As the possibility of Roofman became a reality, Cianfrance knew that casting a criminal with a heart of gold would require an actor adept at crossing genres.
“He is funny, he is a big man but moves with stealth and grace…and could handle the physicality of the role,” Cianfrance said. “I called my writer and told him that it had to be Channing.
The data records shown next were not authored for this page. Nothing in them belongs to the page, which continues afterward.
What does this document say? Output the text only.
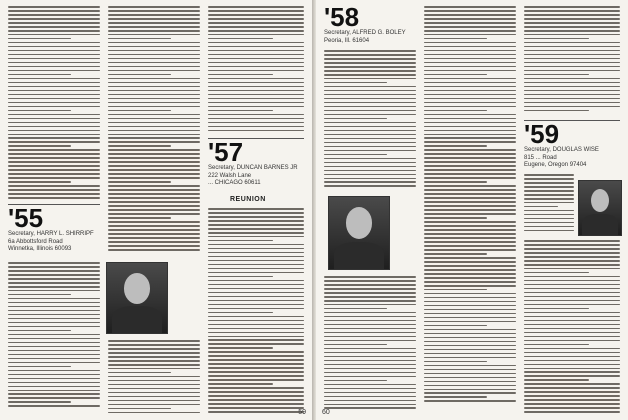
'55
Secretary, HARRY L. SHIRRIPF
6a Abbottsford Road
Winnetka, Illinois 60093
'57
Secretary, DUNCAN BARNES JR
222 Walsh Lane
... CHICAGO 60611
REUNION
59
'58
Secretary, ALFRED G. BOLEY
Peoria, Ill. 61604
'59
Secretary, DOUGLAS WISE
815 ... Road
Eugene, Oregon 97404
60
So, we spent the next nine months writing the Jeffrey Manchester character in [Tatum’s] voice.”
The result is a tonally perfect performance and film that never shies away from the realities of Manchester’s wrongdoing, while preserving the humanity of a character that never meant anyone harm, only to find a misguided shortcut to financial freedom.
Cianfrance smiles with supposition; “If [Manchester] had been cold blooded, he’d probably be on a beach somewhere right now, but I loved that about him.”
Jeffrey Manchester wasn’t a great criminal because he was instilled with far too much humanity, a positive trait in almost any other profession.
Like the bulk of Cianfrance’s filmography, Roofman is a humanist story about an imperfect person. There are shades of the way the director’s lens catches Tatum that may remind audiences of the playful flash of brilliance present in the eyes of Ryan Gosling a decade and a half ago in Blue Valentine. Despite the veil of heaviness present in the work of Cianfrance, his latest film is an intentional move to find a lightness of heart and allow it to breathe on screen. The writer and director’s optimism leaks through, as is evidenced by the press tour on which he is currently partaking.
“We’re showing [Roofman] at San Quentin [federal penitentiary] right after we get back from London,” Cianfrance said. “I’m excited about it. Jeff’s story is one that I think will resonate with the men who live there.”
With a little luck, the humanity found within the film’s main character, marquee performer, and its director may act as a guiding reformatory light to the inmates housed behind San Quentin’s concrete and razor wire exterior. As for Cianfrance, his attempt to lighten his filmography without compromising authorial intent should be considered mission accomplished.
Roofman opened nationwide on Friday, Oct. 10. The film stars Channing Tatum, Kirsten Dunst, LaKeith Stanfield, Juno Temple, Peter Dinklage and Ben Mendelsohn.